Gemeinsam Chartern? Ja, aber mit Absprache!

Wenn Ihr Freund dann auch noch behauptet, Sie hätten ja eingreifen können oder er hätte sich auf Ihre Vorbereitung verlassen, müssen Sie unter Umständen noch einen zweiten Prozess gegen Ihren Freund führen, um wieder zu Ihrem Geld zu kommen. Wenn allerdings klar ist, dass Sie beide Mieter sind, müssen Sie für ein Verschulden Ihres Mitmieters gemäß § 425 Abs. 2 BGB nicht einstehen. Sie hätten dann grundsätzlich nichts mit dem von Ihrem Freund verschuldeten Schadensfall zu tun. Noch besser wäre es natürlich, wenn Sie mit dem Vercharterer eine Regelung treffen könnten, nach der der Mieter der jeweilige Pilot in Command ist. Dann sind Sie bei einem Unfall, den Ihr Freund verursacht, von vorne herein aus dem Schneider. Taugliches Abgrenzungskriterium dafür, wann Pilotenzeit beginnt und endet, könnte die Schlüsselübergabe sein, die dann dokumentiert werden müsste.

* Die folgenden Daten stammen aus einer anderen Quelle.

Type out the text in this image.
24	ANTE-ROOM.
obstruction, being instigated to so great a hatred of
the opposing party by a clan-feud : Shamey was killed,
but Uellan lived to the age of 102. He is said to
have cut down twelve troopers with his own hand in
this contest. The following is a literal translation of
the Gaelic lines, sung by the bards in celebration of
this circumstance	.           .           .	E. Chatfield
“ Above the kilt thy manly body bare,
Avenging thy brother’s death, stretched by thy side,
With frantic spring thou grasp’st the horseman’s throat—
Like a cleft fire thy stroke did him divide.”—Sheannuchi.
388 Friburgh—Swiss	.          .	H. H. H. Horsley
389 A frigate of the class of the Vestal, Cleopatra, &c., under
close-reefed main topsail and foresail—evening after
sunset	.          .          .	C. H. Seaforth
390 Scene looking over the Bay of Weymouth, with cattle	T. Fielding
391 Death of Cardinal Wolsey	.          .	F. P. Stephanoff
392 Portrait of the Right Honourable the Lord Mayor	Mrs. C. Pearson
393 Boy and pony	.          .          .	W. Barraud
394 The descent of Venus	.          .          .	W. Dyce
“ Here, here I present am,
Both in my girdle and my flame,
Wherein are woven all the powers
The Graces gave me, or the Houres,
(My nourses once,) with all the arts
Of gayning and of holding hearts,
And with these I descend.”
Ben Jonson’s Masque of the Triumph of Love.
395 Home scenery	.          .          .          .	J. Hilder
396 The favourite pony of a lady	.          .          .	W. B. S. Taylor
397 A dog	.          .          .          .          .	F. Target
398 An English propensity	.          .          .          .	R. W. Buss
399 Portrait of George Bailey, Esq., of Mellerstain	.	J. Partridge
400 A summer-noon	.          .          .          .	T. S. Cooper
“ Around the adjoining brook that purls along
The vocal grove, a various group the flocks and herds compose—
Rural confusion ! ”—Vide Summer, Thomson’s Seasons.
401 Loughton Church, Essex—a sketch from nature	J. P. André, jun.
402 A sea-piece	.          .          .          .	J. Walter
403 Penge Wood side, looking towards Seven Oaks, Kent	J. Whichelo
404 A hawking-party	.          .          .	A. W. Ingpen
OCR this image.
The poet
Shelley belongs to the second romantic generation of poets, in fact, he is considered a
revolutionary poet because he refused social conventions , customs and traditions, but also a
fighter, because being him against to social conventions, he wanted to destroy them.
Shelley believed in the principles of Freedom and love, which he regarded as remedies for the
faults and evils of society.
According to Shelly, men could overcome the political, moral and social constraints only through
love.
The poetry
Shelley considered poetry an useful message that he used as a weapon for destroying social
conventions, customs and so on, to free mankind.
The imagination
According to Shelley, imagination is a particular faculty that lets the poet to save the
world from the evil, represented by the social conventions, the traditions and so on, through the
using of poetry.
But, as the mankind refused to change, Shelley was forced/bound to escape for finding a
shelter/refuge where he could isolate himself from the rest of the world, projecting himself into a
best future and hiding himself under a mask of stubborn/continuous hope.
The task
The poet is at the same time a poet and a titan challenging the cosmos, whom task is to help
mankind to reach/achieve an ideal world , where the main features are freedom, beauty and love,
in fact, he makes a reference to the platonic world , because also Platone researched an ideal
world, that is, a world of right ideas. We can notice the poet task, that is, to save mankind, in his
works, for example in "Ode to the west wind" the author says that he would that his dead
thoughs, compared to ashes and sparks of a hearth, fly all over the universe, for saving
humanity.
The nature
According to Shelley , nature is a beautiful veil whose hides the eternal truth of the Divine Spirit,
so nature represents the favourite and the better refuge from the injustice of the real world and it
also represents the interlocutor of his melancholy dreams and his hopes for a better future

Dies kann dadurch geschehen, dass sich der verantwortliche Pilot (PIC) vor Beginn des Fluges ins Bordbuch einträgt. Denkbar wäre auch, nach dem Einschalten des Funks der Luftaufsicht oder dem Tower mitzuteilen, wer PIC ist. Noch ein weiterer wichtiger Punkt: Sie sollten sich vor Übergabe der Schlüssel davon überzeugen, dass Ihr Freund auch tatsächlich eine gültige Lizenz hat. Das hat nichts mit Misstrauen zu tun: Was ist, wenn Ihr Freund schlicht und einfach vergessen hat, die Lizenz zu verlängern? Im eigenen Interesse könnten Sie auch noch überprüfen, ob dem Vercharterer eine aktuelle Fotokopie vorliegt. Falls nicht, könnten Sie dafür Sorge tragen.

Denn wenn Ihr Vermieter von der Polizei die Nachricht bekommen sollte, dass das Luftfahrzeug verunglückt ist und feststellt, dass er keine Fotokopie eines aktuell gültigen Flugscheins in der Akte hat, wird er sich auf den Standpunkt stellen, dass er niemals zugelassen hat, dass Sie das Luftfahrzeug an jemanden übergeben, der nicht in Besitz der entsprechenden Lizenz ist. Dies muss er schon deshalb tun, um seinen Anspruch gegen die Kaskoversicherung nicht von vornherein zu verlieren.